Kemudian dia tertawa. Pertanyaan gurauan, aku baru ingat masak air tadi.
"Mau kopi? atau teh?"
"Teh saja." katanya.
Aku berdiri dan menuju dapur. Kuambil dua gelas dan kutuang air panas dari termos. Kemudian kuambil dua sachet teh celup, kemudian kucelupkan ke gelas. Sebentar kemudian air di gelas berubah warna. Ketika aku akan menuangkan gula, Imran sudah ada di sampingku.
"Aku pake satu sendok saja gulanya." katanya.
Matanya sibuk mengamati sekeliling.
"Asik juga ya tempatnya."
Kemudian dia cerita kalo dia juga ditawarin ngontrak di sini oleh Joki. Tapi dia nggak mau, karena tempat kost sudah di perpanjang sewanya untuk setahun dan lagi dia merasa belum siap untuk tinggal di rumah. Ya, tempat tinggal kita bebas melakukan apa saja, seperti di rumah sendiri. Kalau tempat kost kesannya kan menumpang, jadi harus sadar dirilah kalo mau 'macam-macam' tentu berpikir dua kali dulu.

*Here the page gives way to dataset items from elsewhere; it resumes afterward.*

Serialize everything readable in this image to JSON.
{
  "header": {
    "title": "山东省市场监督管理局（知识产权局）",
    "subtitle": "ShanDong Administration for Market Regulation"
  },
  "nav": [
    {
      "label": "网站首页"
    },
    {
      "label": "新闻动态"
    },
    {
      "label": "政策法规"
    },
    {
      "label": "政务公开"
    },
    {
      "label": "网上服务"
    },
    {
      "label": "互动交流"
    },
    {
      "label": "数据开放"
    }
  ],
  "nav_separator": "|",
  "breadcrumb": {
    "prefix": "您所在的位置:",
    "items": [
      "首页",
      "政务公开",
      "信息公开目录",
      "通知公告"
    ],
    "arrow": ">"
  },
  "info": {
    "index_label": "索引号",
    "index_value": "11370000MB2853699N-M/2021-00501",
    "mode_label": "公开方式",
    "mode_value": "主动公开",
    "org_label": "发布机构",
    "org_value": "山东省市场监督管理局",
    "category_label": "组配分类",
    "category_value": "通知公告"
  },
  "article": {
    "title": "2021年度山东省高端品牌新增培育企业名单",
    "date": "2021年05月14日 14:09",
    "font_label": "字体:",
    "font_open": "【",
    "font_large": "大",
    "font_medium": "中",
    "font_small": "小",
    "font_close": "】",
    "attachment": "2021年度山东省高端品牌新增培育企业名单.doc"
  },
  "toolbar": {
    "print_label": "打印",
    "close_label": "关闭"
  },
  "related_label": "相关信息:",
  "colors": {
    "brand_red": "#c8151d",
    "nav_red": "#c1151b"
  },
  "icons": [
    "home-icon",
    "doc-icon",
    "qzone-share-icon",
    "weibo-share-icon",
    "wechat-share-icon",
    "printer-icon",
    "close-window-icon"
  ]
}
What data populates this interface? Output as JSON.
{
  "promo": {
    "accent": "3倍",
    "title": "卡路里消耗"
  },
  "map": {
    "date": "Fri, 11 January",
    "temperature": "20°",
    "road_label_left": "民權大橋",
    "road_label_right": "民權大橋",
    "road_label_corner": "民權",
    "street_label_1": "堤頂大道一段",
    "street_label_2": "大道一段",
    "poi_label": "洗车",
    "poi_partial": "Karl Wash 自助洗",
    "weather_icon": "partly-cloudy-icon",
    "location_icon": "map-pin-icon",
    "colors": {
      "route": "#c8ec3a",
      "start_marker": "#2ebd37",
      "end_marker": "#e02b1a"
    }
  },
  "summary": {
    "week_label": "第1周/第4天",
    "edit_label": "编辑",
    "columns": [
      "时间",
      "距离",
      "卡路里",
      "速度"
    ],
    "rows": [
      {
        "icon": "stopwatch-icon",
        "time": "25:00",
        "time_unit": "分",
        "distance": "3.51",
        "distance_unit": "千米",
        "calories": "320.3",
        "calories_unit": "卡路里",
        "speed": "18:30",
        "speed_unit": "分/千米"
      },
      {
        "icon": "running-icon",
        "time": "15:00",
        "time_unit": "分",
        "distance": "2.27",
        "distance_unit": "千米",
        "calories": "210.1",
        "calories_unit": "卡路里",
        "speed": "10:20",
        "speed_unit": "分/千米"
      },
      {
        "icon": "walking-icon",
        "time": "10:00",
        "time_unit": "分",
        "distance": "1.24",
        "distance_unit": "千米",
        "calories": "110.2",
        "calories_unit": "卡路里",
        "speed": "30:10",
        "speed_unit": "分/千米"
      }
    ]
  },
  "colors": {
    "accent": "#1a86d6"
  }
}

Kutuang sesendok gula ke masing-masing gelas. Kemudian dia mengambil gelasnya dan aku mengambil gelasku dan kami berjalan ke ruang depan. Siaran tv terasa membosankan. Banyak cerita mistik atau sinetron yang asal cerita saja. Belum lagi gosip kawin cerai dari para selebritis. Mereka sebagai figur masyarakat luas mestinya memberi pengajaran yang baik, bukannya ngomporin untuk berantem dengan pasangannya.
Setelah duduk kembali di lantai, Imran coba meminum tehnya. Tapi masih panas, dengan santai dia taruh gelasnya di selangkangannya, persis diatas kontolnya.
Dia mendesah. "Kalo lagi tegang begini ditempeli yang hangat enak juga ya." katanya sambil memperlihatkan celananya yang gembung dibagian depannya.
Aku senyum saja dengan tingkah yang menggoda itu. Pelan-pelan aku jadi terangsang juga. Ngebayangin aku bisa menikmati kontolnya. Ada rasa denyut sarafku dikepala karena aku berusaha menekan nafsuku. Ah, Imran membuka restleting celananya, menaikkan bagian bawah kaosnya sampai atas perut dan memperlihatkan celana dalam warna kuning yang sudah mencetak kontolnya di situ. Kemudian gelas tehnya di tempelkan ke kontolnya yang masih tertutup celana dalam.